KUALA LUMPUR (March 16): Investors took out RM1.91 billion net of local equities last week from Bursa Malaysia, compared to an outflow of RM1.19 billion the prior week, according to MIDF Amanah Investment Bank Bhd Research.
In his weekly fund flow today, MIDF Research’s Adam M Rahim said nevertheless, in comparison to its other six Asian peers, Malaysia has the second least foreign net outflow on a year-to-date basis.
“Last week’s foreign net selling brings the year-to-date foreign net outflow from Malaysia to RM5.21 billion.
“The week started with Bursa seeing a RM459.9 million of foreign net selling on Monday. Monday’s sell-off was triggered by the slump in oil price due to Saudi Arabia, Russia and other oil producers failing to agree on cutting output,” he said.
Adam said the pace at which foreign investors were selling local equities decelerated to RM257 million net on Tuesday.
“Bargain-hunting activity offered some relief to the local bourse which eked out a 0.4% gain on the same day but not enough to lift it beyond the 1,450 territory.
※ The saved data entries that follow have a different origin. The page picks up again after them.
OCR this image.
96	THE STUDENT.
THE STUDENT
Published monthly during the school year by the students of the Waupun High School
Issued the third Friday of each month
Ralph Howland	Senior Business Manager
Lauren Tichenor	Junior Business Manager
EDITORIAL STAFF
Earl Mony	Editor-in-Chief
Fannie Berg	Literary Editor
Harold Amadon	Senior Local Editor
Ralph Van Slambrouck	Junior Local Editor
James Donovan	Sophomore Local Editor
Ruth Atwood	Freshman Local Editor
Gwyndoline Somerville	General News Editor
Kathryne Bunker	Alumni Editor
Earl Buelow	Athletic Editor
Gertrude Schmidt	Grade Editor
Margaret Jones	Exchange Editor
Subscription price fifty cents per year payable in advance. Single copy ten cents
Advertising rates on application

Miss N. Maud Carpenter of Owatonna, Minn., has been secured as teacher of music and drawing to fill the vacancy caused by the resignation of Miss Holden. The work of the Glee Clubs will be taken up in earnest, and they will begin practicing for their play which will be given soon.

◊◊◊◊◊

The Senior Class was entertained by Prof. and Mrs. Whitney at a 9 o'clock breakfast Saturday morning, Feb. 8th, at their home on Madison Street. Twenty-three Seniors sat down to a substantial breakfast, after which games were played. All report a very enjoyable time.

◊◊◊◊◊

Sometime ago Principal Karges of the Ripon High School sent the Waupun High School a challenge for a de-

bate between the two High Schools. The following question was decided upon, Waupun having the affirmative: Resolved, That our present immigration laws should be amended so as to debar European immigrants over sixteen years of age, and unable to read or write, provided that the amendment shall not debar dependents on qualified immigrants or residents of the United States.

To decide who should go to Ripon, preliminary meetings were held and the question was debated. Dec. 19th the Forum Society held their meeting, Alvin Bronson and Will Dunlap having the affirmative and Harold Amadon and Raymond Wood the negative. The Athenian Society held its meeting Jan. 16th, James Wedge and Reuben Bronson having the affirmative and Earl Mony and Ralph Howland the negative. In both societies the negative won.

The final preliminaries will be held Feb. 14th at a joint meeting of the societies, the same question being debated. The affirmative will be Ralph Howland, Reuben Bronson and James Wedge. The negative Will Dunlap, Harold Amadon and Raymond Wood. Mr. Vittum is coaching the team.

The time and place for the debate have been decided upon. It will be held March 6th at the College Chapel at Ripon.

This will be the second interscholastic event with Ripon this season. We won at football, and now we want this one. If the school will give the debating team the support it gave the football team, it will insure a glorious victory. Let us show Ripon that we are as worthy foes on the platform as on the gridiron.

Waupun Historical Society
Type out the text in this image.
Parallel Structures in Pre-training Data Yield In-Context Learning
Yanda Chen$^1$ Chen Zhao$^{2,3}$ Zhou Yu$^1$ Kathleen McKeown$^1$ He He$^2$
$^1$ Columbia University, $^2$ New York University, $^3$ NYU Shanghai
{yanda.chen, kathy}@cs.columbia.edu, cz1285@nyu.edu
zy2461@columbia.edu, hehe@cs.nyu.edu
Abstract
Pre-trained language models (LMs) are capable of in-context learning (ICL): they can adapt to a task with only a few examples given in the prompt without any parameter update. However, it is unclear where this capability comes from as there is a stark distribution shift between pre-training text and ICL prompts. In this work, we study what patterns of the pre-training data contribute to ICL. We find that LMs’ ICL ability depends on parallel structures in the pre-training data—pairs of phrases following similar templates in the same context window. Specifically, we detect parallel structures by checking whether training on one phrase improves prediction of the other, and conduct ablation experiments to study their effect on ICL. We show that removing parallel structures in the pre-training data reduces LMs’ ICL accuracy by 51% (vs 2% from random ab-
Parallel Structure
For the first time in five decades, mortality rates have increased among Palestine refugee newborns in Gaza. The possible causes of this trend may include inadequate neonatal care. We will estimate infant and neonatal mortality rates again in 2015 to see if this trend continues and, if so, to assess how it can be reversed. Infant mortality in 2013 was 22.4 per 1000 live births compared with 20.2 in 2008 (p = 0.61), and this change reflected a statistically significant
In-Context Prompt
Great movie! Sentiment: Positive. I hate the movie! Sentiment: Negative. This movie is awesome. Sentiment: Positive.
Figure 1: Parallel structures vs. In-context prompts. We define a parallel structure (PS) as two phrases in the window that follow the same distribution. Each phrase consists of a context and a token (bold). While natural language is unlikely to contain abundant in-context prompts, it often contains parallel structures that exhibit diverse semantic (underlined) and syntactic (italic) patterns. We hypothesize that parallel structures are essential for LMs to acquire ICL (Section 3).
“Foreign net selling gained momentum on Wednesday to reach RM320.3 million despite gains on Wall Street on hopes that the Trump administration will act to cushion the economic pain of the virus outbreak,” he said.
He said the foreign net outflow continued to increase to RM375.4 million after the World Health Organization declared the coronavirus a “global pandemic” on Thursday.
“Friday the 13th brought wild swings for Bursa as the local stock barometer faced its worst day since 2008, declining by 5.3% to settle at 1,344.8 points.
“As such, international funds dumped equities listed on Bursa at a tune of RM482.7 million net,” he said.
He said in terms of participation, the average daily traded value (ADTV) of foreign investors recorded the smallest gain of 13.1% for the week and remained at a healthy level of RM1.72 billion.